Mimo podobieństw, eksperci wskazują, iż sytuacja w Polsce jest nieco lepsza niż w Stanach Zjednoczonych. Katarzyna Gawrońska wyjaśnia. Wszystko dlatego, iż w Polsce mamy więcej kur nieśnych na konsumenta niż w Stanach Zjednoczonych.

Drugim czynnikiem działającym na korzyść polskiego rynku jest, zdaniem ekspertów Krajowej Izby Producentów Drobiu i Pasz, lepsza kontrola rozprzestrzeniania się wirusa przez polskie służby weterynaryjne w porównaniu do ich amerykańskich odpowiedników. Na niekorzyść zarówno polskich, jak i amerykańskich konsumentów działa jednak ogólna sytuacja w Europie, gdzie wirus grypy ptaków również jest szeroko rozpowszechniony.

Prognozy cenowe nie napawają optymizmem

Paweł Luty z Ferm Woźniak zauważa, iż na polskim rynku dodatkowym wyzwaniem jest silna pozycja negocjacyjna dużych sieci handlowych. – Wykorzystując swoją dominującą pozycję, narzucają one producentom jaj trudne warunki kontraktowe.

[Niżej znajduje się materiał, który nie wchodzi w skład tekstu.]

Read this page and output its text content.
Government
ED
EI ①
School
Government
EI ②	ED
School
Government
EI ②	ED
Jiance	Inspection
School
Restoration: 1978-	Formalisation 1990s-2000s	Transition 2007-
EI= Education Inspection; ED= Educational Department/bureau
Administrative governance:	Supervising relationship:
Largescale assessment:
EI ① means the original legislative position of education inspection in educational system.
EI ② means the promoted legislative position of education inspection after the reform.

W efekcie producenci borykają się z kolejnymi wyzwaniami w prowadzeniu oraz planowaniu produkcji, co nie ułatwia i tak już skomplikowanej sytuacji – twierdzi w rozmowie z Business Insider.

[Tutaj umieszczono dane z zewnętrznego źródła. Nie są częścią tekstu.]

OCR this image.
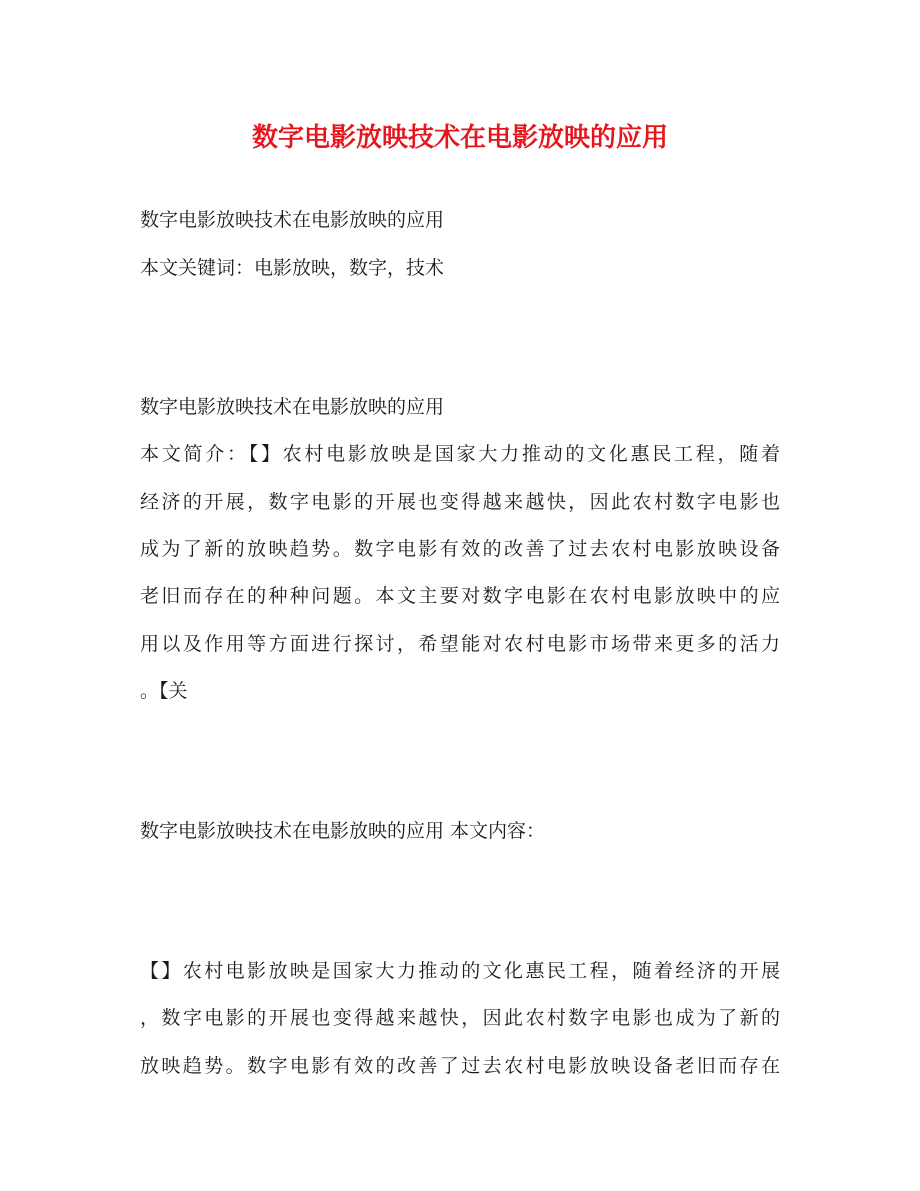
数字电影放映技术在电影放映的应用

数字电影放映技术在电影放映的应用

本文关键词：电影放映，数字，技术

数字电影放映技术在电影放映的应用

本文简介：【】农村电影放映是国家大力推动的文化惠民工程，随着

经济的开展，数字电影的开展也变得越来越快，因此农村数字电影也

成为了新的放映趋势。数字电影有效的改善了过去农村电影放映设备

老旧而存在的种种问题。本文主要对数字电影在农村电影放映中的应

用以及作用等方面进行探讨，希望能对农村电影市场带来更多的活力

。【关

数字电影放映技术在电影放映的应用 本文内容：

【】农村电影放映是国家大力推动的文化惠民工程，随着经济的开展

，数字电影的开展也变得越来越快，因此农村数字电影也成为了新的

放映趋势。数字电影有效的改善了过去农村电影放映设备老旧而存在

Notowane w ostatnich tygodniach ceny na rynku hurtowym biją kolejne rekordy. Eksperci przewidują, iż to nie koniec, a ceny będą w dalszym ciągu rosły. Największe zapotrzebowanie na jaja będą przed świętami. Nikt nie potrafi odpowiedzieć na pytanie czy jaj w sklepach może po prostu zabraknąć.